A force de regarder des images, de travailler la composition, d’en connaître les significations, d’étudier la peinture et le cinéma depuis l’enfance, la connaissance devient intuitive – je remercie les années – elle se fond avec le sentiment.
Si on me demande de parler de cette broderie, je peux dire cela, en ne sachant plus si ce que je dis est le fruit d’une connaissance connue de beaucoup ou sensible, si mon intuition établit des vérités toute seule, peu importe : il me semble qu’au cinéma quand un personnage traverse le champ de la caméra, s’il le traverse de gauche à droite, il va ; s’il le traverse de droite à gauche, il revient. La troisième rose regarde le rapiéçage, qui est positionné à gauche.

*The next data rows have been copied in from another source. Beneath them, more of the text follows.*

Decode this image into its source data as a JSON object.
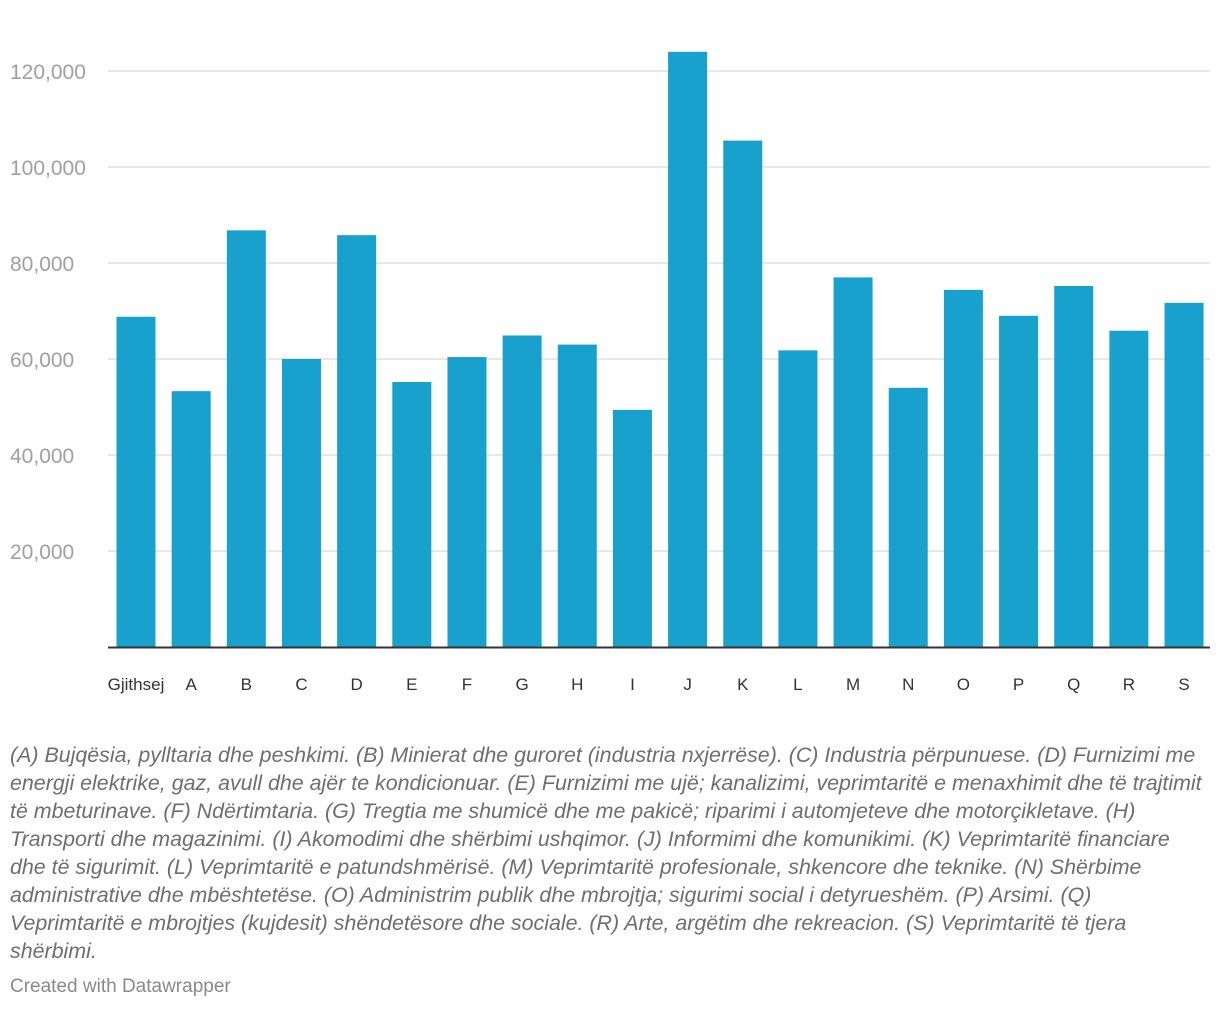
{
  "chart_data": {
    "type": "bar",
    "categories": [
      "Gjithsej",
      "A",
      "B",
      "C",
      "D",
      "E",
      "F",
      "G",
      "H",
      "I",
      "J",
      "K",
      "L",
      "M",
      "N",
      "O",
      "P",
      "Q",
      "R",
      "S"
    ],
    "values": [
      68800,
      53300,
      86800,
      60000,
      85800,
      55200,
      60400,
      64900,
      63000,
      49400,
      124000,
      105500,
      61800,
      77000,
      54000,
      74400,
      69000,
      75200,
      65900,
      71700
    ],
    "ylim": [
      0,
      125000
    ],
    "yticks": [
      20000,
      40000,
      60000,
      80000,
      100000,
      120000
    ],
    "ytick_labels": [
      "20,000",
      "40,000",
      "60,000",
      "80,000",
      "100,000",
      "120,000"
    ],
    "grid": true,
    "bar_color": "#18a1cd",
    "title": "",
    "xlabel": "",
    "ylabel": ""
  },
  "notes": "(A) Bujqësia, pylltaria dhe peshkimi. (B) Minierat dhe guroret (industria nxjerrëse). (C) Industria përpunuese. (D) Furnizimi me energji elektrike, gaz, avull dhe ajër te kondicionuar. (E) Furnizimi me ujë; kanalizimi, veprimtaritë e menaxhimit dhe të trajtimit të mbeturinave. (F) Ndërtimtaria. (G) Tregtia me shumicë dhe me pakicë; riparimi i automjeteve dhe motorçikletave. (H) Transporti dhe magazinimi. (I) Akomodimi dhe shërbimi ushqimor. (J) Informimi dhe komunikimi. (K) Veprimtaritë financiare dhe të sigurimit. (L) Veprimtaritë e patundshmërisë. (M) Veprimtaritë profesionale, shkencore dhe teknike. (N) Shërbime administrative dhe mbështetëse. (O) Administrim publik dhe mbrojtja; sigurimi social i detyrueshëm. (P) Arsimi. (Q) Veprimtaritë e mbrojtjes (kujdesit) shëndetësore dhe sociale. (R) Arte, argëtim dhe rekreacion. (S) Veprimtaritë të tjera shërbimi.",
  "credit": "Created with Datawrapper"
}
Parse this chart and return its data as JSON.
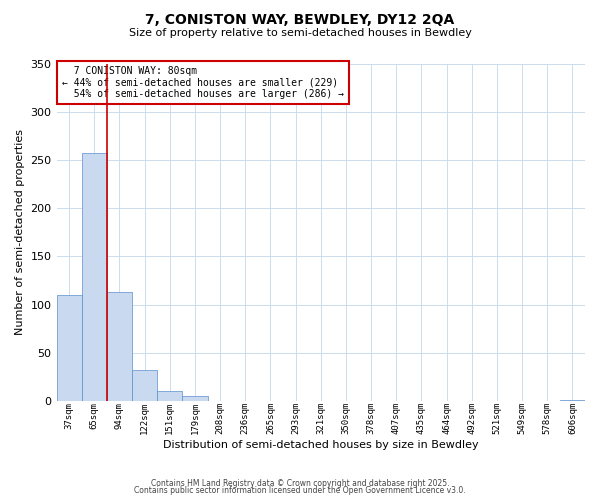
{
  "title": "7, CONISTON WAY, BEWDLEY, DY12 2QA",
  "subtitle": "Size of property relative to semi-detached houses in Bewdley",
  "xlabel": "Distribution of semi-detached houses by size in Bewdley",
  "ylabel": "Number of semi-detached properties",
  "bin_labels": [
    "37sqm",
    "65sqm",
    "94sqm",
    "122sqm",
    "151sqm",
    "179sqm",
    "208sqm",
    "236sqm",
    "265sqm",
    "293sqm",
    "321sqm",
    "350sqm",
    "378sqm",
    "407sqm",
    "435sqm",
    "464sqm",
    "492sqm",
    "521sqm",
    "549sqm",
    "578sqm",
    "606sqm"
  ],
  "bar_values": [
    110,
    258,
    113,
    32,
    10,
    5,
    0,
    0,
    0,
    0,
    0,
    0,
    0,
    0,
    0,
    0,
    0,
    0,
    0,
    0,
    1
  ],
  "bar_color": "#c9daf0",
  "bar_edge_color": "#5b8ecf",
  "ylim": [
    0,
    350
  ],
  "yticks": [
    0,
    50,
    100,
    150,
    200,
    250,
    300,
    350
  ],
  "property_label": "7 CONISTON WAY: 80sqm",
  "pct_smaller": 44,
  "n_smaller": 229,
  "pct_larger": 54,
  "n_larger": 286,
  "vline_color": "#cc0000",
  "annotation_box_color": "#cc0000",
  "footer_line1": "Contains HM Land Registry data © Crown copyright and database right 2025.",
  "footer_line2": "Contains public sector information licensed under the Open Government Licence v3.0.",
  "background_color": "#ffffff",
  "grid_color": "#ccdcec"
}
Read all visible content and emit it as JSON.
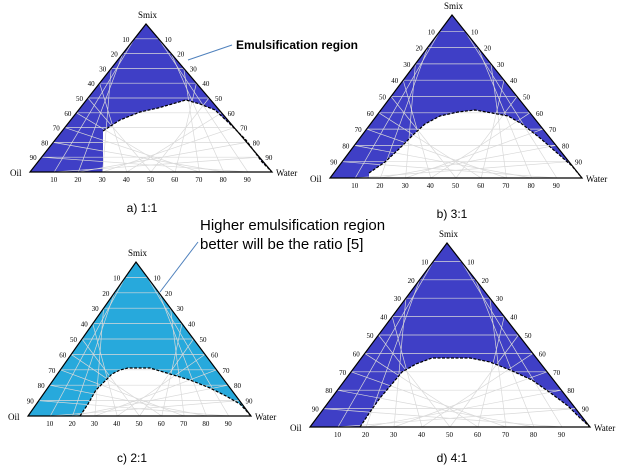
{
  "callouts": {
    "emulsification_label": "Emulsification region",
    "ratio_note_line1": "Higher  emulsification region",
    "ratio_note_line2": "better will be the ratio [5]"
  },
  "vertex_labels": {
    "top": "Smix",
    "left": "Oil",
    "right": "Water"
  },
  "tick_labels": [
    "10",
    "20",
    "30",
    "40",
    "50",
    "60",
    "70",
    "80",
    "90"
  ],
  "colors": {
    "region_blue": "#3f3fc6",
    "region_cyan": "#27a9dc",
    "grid_line": "#d9d9d9",
    "outline": "#000000",
    "callout_line": "#4f81bd"
  },
  "diagrams": [
    {
      "caption": "a) 1:1",
      "fill_color": "#3f3fc6"
    },
    {
      "caption": "b) 3:1",
      "fill_color": "#3f3fc6"
    },
    {
      "caption": "c) 2:1",
      "fill_color": "#27a9dc"
    },
    {
      "caption": "d) 4:1",
      "fill_color": "#3f3fc6"
    }
  ]
}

Alors je vais vous raconter mon film, mais ce ne sera peut-être pas le vôtre et tant mieux. Il y en a 3, comme pour les trois âges, comme pour la trinité, comme pour le plein, le vide et le UN, comme pour la grande et forte, la grande moins forte et délicate, et la moins grande qui plie, mais ne casse pas. Trois caractères différents sous le même nom. La troisième regarde en arrière, le temps passé, le temps raccommodé. La première file vers le soleil et la lumière. Celle du milieu est.
J’ai passé l’été à me préoccuper de plantes, de draps anciens, de marmites, de recettes, de cueillettes, de décoctions, de teinture. J’ai maintenant plusieurs fonds vivants. Quel ravissement toutes ces couleurs! Des couleurs indescriptibles parfois. Des couleurs instables. Plusieurs couleurs sur un même fond.
Il m’a fallu un temps avant de me mettre au travail. J’ai choisi un premier fond parmi tous que j’ai regardé longuement. J’étais très impressionnée par la couleur, par la lumière qui se dégageait. Ce tissu était déjà puissant. Que rajouter? Comment? Pourquoi? De grandes questions de fond surgissaient. Je pensais aussi à la force de l’intuition, de tout ce qui se joue dans le silence apposé à celle de la volonté. Le fond et la forme. Comment faire cohabiter l’un et l’autre pour qu’ils se servent? C’était là un des fondements de mon travail. Une des questions que je soulevais il y a 20 ans, sans réussir à la nommer.
Comment commencer?
Par une peur.
La peur de recouvrir la grâce par la lourdeur par exemple.
Alors, allons-y ! Recouvrons !
Je n’ai pas grand chose à raconter à propos de ce verre.
Je voulais voir si techniquement je pouvais broder un verre.
Il est cassé parce que le chat l’a cassé.
Par contre, c’est à partir de ce verre que la nécessité de teindre mes tissus est devenue impérieuse. Cela devenait contradictoire de créer le motif sur un fond que je considérais mort. La couleur uniforme, industrielle aplatissait mes motifs. J’avais envie de respiration du fond, de vibration autour du motif, de profondeur. Apportant une attention particulière au monde du vivant, je ne me voyais pas utiliser des teintures chimiques pour les reverser dans les égouts ou au fond du jardin. J’ai donc regardé de plus près les teintures réalisées à partir de plantes tinctoriales. Et j’ai ouvert une porte d’un monde qui m’a semblé tellement grand et inconnu que j’ai d’abord cherché autour de moi qui pourrait me fournir des fonds déjà teints. Je savais très bien qu’il faudrait que je m’y mette, mais comment faire pour tout faire lorsque la broderie prend déjà tant de temps?